Below is an example for a write-up on this incident.  (Click here for a text file of the write-up.)



How can you map the chain of events for this infection?

First, tlook at the traffic that caused the alerts.  Check the IP addresses from the alerts and find them in the traffic, so you can document them in your incident report.

Next?  You have 4 emails, and one of them kicked off the chain of events for the infection.  Three of these emails have links.  Use your mouse to hover over the links and check the URLs.  See if any of these URLs appear in the HTTP traffic.  One of them does.  See the images below for details.

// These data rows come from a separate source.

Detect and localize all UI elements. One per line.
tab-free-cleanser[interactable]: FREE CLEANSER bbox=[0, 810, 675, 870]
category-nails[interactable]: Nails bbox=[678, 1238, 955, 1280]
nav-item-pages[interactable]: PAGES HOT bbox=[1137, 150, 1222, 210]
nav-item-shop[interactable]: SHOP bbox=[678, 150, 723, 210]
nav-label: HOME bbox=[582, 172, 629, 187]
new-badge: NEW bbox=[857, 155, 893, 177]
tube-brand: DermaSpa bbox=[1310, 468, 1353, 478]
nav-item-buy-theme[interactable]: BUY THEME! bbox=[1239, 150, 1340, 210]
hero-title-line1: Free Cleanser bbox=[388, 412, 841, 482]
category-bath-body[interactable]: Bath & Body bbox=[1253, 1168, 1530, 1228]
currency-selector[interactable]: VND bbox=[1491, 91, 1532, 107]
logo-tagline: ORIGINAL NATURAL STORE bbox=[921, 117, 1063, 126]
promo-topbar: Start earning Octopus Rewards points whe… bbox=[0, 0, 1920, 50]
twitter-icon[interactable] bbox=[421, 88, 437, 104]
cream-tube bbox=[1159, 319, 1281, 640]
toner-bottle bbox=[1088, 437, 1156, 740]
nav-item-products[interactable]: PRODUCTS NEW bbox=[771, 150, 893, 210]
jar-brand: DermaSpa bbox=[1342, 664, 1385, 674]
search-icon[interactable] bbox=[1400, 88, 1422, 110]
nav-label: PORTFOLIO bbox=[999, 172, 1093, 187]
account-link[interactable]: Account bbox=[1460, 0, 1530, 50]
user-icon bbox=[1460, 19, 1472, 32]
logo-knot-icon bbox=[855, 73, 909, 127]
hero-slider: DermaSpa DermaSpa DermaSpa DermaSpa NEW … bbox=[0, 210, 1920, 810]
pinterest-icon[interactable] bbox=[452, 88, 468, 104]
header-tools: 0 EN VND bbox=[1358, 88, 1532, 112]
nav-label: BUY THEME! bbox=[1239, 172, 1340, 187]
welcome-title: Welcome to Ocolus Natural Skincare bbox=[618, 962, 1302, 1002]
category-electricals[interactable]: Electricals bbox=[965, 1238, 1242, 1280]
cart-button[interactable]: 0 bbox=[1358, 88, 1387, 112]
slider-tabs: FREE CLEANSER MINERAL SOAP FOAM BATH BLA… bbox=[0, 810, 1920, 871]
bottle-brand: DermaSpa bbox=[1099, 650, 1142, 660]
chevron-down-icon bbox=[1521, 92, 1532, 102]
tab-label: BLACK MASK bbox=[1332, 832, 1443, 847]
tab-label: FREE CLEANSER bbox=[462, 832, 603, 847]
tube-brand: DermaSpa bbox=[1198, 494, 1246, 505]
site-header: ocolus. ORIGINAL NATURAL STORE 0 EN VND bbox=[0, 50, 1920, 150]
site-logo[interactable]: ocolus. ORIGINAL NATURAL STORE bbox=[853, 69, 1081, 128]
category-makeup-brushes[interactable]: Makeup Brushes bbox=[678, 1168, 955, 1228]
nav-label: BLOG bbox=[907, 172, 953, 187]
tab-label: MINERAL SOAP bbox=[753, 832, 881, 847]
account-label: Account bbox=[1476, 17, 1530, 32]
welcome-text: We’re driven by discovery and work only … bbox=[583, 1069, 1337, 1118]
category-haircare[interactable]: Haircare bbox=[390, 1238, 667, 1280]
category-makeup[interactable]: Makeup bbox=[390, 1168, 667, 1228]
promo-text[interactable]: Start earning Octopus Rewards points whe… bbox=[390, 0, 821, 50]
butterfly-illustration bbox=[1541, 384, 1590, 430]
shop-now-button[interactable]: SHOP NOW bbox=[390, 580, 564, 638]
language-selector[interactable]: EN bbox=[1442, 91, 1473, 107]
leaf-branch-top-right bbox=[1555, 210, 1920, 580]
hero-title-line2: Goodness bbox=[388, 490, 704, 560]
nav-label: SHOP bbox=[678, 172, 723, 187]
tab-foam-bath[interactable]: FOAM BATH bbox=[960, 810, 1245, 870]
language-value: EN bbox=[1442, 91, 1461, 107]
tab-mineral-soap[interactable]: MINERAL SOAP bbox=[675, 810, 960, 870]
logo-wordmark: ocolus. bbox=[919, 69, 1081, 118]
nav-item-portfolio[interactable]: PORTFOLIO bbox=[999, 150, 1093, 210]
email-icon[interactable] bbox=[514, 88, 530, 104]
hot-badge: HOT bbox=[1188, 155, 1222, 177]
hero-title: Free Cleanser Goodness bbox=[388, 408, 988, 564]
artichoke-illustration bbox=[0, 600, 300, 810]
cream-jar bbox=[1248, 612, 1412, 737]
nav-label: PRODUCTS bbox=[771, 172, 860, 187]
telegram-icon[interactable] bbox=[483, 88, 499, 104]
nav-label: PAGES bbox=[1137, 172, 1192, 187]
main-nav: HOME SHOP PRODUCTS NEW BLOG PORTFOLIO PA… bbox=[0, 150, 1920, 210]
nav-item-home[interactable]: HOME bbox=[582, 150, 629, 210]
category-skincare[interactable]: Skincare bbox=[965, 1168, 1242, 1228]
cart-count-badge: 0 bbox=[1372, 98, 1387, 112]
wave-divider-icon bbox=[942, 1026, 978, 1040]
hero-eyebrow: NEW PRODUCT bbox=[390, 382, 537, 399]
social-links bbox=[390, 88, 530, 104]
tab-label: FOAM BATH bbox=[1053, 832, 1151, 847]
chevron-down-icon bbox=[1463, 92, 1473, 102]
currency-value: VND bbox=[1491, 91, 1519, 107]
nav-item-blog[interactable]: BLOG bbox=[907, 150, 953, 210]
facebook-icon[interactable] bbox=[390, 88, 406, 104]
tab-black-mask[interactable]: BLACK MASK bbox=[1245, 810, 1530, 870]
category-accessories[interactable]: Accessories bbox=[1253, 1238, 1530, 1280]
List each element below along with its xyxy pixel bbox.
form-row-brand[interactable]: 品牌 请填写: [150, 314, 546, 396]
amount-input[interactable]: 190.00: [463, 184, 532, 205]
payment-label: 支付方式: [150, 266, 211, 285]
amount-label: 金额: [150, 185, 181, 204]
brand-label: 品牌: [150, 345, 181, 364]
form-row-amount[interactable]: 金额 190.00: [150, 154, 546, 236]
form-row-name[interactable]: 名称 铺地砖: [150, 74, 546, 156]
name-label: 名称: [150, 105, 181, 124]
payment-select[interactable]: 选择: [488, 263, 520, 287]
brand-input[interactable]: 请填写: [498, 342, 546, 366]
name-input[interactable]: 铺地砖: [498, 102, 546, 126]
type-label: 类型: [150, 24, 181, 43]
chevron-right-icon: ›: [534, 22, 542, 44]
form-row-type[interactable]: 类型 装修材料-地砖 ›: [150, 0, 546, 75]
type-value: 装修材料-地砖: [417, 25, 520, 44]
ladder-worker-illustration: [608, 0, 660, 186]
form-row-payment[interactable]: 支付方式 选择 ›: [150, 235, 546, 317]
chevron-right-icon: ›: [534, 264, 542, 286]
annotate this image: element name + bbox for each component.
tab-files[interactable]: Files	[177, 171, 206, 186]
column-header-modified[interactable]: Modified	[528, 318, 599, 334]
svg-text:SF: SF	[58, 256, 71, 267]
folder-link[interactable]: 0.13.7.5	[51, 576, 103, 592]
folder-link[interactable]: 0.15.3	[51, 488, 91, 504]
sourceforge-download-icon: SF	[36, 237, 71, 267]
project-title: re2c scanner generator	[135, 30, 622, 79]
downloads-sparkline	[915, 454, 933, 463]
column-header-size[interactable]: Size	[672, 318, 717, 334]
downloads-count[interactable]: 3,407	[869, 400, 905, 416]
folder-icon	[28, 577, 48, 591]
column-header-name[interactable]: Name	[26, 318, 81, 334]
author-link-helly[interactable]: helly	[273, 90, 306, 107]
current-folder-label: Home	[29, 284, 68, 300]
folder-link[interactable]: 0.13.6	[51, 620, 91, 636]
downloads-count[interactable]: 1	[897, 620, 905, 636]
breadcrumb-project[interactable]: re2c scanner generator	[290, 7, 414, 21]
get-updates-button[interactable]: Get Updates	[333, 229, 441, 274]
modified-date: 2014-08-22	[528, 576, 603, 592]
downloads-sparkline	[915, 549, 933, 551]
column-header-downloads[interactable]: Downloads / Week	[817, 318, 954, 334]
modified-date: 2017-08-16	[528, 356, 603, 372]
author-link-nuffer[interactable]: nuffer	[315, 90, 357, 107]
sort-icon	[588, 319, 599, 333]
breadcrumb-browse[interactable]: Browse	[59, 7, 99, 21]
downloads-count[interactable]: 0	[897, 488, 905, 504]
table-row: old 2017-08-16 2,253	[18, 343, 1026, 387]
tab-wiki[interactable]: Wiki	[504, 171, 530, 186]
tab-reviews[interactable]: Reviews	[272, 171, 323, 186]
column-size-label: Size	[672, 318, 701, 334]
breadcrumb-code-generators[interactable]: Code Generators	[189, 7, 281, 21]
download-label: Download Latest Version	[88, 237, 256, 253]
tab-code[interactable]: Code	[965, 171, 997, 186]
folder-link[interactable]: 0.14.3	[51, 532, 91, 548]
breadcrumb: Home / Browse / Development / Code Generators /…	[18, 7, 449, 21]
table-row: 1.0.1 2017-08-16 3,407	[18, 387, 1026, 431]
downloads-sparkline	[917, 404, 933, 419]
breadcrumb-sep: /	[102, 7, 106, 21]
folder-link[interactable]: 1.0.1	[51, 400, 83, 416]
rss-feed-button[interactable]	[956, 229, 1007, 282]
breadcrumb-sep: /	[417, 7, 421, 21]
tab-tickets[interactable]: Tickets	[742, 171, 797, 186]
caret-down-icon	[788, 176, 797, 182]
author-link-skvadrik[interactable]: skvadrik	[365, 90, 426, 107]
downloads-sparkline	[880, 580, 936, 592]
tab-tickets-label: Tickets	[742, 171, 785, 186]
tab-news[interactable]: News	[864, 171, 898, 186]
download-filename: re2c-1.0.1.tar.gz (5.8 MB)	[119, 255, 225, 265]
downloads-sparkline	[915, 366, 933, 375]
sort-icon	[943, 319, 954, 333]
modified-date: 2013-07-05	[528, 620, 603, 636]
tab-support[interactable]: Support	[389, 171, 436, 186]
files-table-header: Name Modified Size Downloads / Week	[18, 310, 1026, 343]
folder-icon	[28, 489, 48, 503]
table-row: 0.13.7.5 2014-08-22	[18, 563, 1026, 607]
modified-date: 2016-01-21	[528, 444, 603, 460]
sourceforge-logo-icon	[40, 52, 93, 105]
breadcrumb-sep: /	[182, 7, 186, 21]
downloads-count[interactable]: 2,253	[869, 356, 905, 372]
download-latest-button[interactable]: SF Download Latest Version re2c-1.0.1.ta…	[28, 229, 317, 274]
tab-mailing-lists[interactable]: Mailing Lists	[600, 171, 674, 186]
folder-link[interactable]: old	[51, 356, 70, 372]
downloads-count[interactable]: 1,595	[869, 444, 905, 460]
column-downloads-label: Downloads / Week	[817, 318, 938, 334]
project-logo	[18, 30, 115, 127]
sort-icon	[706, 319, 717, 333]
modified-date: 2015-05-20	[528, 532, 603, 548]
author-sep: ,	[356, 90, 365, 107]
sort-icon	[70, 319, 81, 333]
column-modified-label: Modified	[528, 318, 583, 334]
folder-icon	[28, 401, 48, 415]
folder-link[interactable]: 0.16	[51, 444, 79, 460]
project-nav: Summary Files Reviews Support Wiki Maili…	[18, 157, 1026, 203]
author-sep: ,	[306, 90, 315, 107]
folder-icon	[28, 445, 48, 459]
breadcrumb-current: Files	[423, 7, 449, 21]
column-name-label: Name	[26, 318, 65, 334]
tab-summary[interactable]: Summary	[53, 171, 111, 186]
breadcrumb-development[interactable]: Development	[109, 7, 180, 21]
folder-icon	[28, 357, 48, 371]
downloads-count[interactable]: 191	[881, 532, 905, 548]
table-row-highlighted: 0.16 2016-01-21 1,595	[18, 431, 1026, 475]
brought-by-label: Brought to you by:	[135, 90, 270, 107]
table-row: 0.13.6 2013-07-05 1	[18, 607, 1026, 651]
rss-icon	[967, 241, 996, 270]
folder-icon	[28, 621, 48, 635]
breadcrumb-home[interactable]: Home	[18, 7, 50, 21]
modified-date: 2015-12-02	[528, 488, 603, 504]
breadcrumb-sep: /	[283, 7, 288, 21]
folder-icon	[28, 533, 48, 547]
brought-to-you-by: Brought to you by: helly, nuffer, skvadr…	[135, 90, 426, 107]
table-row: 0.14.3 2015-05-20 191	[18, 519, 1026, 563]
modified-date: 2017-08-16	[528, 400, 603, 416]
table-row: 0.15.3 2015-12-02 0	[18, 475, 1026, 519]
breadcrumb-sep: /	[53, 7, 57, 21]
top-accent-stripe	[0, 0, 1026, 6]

Note how the URL from the email gives a 302 redirect to an HTTPS URL.  At best, the pcap will only show the domain name used in the HTTPS traffic.


Check the HTTPS logs to find out what the URLs are for the HTTPS traffic for that domain.  Reviewint the logs, we find two HTTPS GET requests for archives from that domain.


Let's look at the .rar file that was downloaded after Degrando clicked on the email link.  Inside the .rar is a VBE file.  This is a Visual Basic executable.  Searching online, I found a converter, looked at the VB script for that executable, and saw the second HTTPS URL to the same domain for the zip file.

Instead of converting the VBE to VB script, you could just run the malware on a test host and find the same HTTPS URL.


The second file (the zip file) contains an executable.  You can run this malware on a test host, or you could submit it to an online analysis tool like Hybrid-Analysis.com.  Here is a link to the Hybrid-Analysis.com report of the malware.


Check the pcap in Wireshark, and you'll find the same traffic from Degrando's Windows desktop.


That confirms the email that kicked off the infection chain.



Ideally, you would also document the response actions in the timeline.  For example, you should include when the host was taken off the network and when it was re-imaged (I always recommend re-imaging to ensure the malware is removed).  Usually in these cases, you'd want to make sure the user changes any passwords they've used on the infected computer, an action which should also be documented in the timeline, if possible.